Richo menarik tangannya. "Kamu ya, selalu seperti itu, apa kamu nggak faham dengan ucapanku," bentak Richo yang tak ingin Nessa pergi menemui Radit.
Nessa tersenyum." Cowok kayak kamu tuh, susah banget buat ngomong jujur, selalunya berbelit-belit, iya aku faham kok, kamu nggak maukan aku dalam bahaya?"
Pria itu mengangguk.
Mendadak mereka dikejutkan oleh Radit dan Wati.
"Cieee, yang udah ada perkembangan, main pegang-pegang tangan nih!" ejek Radit seraya tersenyum.
Nessa langsung melepaskan tangan Richo.
"Apaan sih kamu Dit, berisik tau." Nessa menahan malu lalu pergi menyusul Mella dan Ria yang masih bermain layang-layang.

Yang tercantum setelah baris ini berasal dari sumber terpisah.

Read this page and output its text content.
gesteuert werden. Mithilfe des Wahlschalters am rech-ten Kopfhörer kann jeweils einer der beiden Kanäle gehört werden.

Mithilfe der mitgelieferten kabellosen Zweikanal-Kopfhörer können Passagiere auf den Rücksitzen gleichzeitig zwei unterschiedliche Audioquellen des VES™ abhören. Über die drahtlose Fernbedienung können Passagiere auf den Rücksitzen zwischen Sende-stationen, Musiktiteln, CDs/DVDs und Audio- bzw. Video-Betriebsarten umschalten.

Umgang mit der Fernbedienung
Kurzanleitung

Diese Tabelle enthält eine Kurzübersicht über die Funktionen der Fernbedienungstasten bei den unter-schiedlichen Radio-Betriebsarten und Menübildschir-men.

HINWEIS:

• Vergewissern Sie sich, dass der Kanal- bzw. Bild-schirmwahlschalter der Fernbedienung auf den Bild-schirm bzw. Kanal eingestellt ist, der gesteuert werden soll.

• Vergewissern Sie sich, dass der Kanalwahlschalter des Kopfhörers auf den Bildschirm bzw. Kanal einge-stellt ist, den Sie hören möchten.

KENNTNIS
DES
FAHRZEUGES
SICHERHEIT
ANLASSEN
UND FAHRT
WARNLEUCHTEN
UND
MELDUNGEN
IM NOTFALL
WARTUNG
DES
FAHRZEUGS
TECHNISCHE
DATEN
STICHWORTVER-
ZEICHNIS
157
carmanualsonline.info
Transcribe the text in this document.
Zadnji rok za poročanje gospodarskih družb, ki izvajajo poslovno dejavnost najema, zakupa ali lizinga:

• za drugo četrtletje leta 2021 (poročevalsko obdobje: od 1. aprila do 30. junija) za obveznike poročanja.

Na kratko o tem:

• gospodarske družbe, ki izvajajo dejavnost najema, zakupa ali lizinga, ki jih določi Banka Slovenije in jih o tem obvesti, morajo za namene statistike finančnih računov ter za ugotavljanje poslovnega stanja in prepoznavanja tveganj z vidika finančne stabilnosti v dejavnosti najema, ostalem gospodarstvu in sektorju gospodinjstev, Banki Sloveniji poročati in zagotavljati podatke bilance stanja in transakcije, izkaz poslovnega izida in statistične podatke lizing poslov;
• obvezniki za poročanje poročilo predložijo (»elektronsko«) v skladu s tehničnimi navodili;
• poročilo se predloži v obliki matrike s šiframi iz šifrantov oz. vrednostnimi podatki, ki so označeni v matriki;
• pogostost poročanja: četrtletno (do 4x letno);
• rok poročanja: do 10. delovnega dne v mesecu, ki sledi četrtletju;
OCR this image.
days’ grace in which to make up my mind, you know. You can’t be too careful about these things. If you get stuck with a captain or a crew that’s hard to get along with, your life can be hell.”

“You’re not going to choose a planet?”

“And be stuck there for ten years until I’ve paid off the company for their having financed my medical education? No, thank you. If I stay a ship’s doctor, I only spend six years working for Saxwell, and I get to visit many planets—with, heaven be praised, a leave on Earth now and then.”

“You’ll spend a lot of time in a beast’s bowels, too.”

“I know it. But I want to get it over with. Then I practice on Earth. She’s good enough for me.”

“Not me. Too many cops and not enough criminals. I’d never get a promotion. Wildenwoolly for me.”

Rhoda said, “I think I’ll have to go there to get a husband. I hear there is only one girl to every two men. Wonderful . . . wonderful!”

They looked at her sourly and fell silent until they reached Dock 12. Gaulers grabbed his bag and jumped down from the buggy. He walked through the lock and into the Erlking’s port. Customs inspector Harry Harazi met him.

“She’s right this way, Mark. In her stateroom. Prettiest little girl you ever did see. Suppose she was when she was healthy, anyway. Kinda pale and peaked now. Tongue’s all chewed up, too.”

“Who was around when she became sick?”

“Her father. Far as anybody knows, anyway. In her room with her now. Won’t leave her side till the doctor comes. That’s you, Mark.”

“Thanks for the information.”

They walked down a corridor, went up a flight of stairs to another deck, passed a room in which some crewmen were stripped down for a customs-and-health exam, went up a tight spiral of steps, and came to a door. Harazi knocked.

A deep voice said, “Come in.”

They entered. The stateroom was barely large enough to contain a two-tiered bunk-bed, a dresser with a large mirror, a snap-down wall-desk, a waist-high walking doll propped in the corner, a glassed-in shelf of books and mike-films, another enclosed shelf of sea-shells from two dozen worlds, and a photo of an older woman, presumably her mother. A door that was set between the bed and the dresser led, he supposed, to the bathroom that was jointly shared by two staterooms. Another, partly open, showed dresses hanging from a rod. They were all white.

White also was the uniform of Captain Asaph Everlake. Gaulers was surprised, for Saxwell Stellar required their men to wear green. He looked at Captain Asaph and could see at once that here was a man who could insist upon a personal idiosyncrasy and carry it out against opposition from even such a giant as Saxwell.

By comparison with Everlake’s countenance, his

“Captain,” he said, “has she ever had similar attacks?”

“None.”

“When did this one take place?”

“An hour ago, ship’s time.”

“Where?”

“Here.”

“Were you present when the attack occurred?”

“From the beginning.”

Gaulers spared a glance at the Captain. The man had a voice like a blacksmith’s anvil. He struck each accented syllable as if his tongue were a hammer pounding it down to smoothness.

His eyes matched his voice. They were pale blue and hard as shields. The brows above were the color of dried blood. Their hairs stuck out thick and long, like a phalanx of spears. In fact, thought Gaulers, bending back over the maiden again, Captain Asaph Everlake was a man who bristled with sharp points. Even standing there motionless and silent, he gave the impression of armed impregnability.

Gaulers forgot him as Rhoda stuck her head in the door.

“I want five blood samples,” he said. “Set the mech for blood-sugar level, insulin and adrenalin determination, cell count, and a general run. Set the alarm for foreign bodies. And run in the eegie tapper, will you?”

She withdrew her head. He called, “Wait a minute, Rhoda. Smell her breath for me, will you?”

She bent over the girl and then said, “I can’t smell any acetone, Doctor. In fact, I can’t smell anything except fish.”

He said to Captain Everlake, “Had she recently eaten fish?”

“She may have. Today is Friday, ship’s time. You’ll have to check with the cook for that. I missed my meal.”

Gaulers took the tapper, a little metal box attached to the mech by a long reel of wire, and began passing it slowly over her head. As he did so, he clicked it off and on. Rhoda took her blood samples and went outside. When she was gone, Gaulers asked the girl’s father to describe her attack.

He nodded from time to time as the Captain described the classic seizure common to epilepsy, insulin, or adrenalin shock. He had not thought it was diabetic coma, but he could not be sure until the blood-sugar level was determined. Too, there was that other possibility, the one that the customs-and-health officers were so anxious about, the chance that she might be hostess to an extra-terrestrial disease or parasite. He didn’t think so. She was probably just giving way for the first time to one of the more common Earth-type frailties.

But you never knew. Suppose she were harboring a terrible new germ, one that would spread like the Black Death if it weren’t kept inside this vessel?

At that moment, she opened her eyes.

"Dasar kamu Dit, gangguin moment mereka aja," celetuk Wati.
"Udah sana, tembak Bro, lama amat kamu nih, ntar ketembak pemburu lain sukur!" Ejek Radit.
"Kamu kira si Nessa hewan apa, pakai di tembak, dasar kamu," ucap Richo dan menyusul teman yang lain.
"Cieee dia ngambek, dasar Ustadz nggak peka!" ujar Radit terkekeh.
***
Ria baru saja pulang dari bermain layangan bersama teman-temannya. Ia bergegas mandi dan mengeringkan rambut. Mendadak pintu kamarnya terbuka dengan sendirinya.
Ia melongok keluar dan tidak menemukan siapapun. "Aneh! kok bisa ke buka sendiri ya," gumamnya.
Ia pergi ke dapur untuk meminum air. Saat ingin kembali ke kamar. Ia melihat hamparan kain putih yang panjang tergeletak di lantai rumah. Ia memungutnya. "Kain apaan nih?"
Kain itu begitu panjang dan tak berujung. Ia menariknya karena penasaran. Saat sudah semakin dekat muncullah sesosok tubuh yang badannya tinggal separo. Beberapa belatung sudah menggerogoti tubuh itu. Ia berjalan mendekati Ria dengan muka yang penuh darah hitam. Ria segera berlari keluar rumah dan melemparkan handuk yang ia bawa ke sosok itu hingga sosok itu terpeleset dan jatuh terguling ke lantai.
"Dasar mumi sialannnnnnn!" teriaknya dan terus berlari.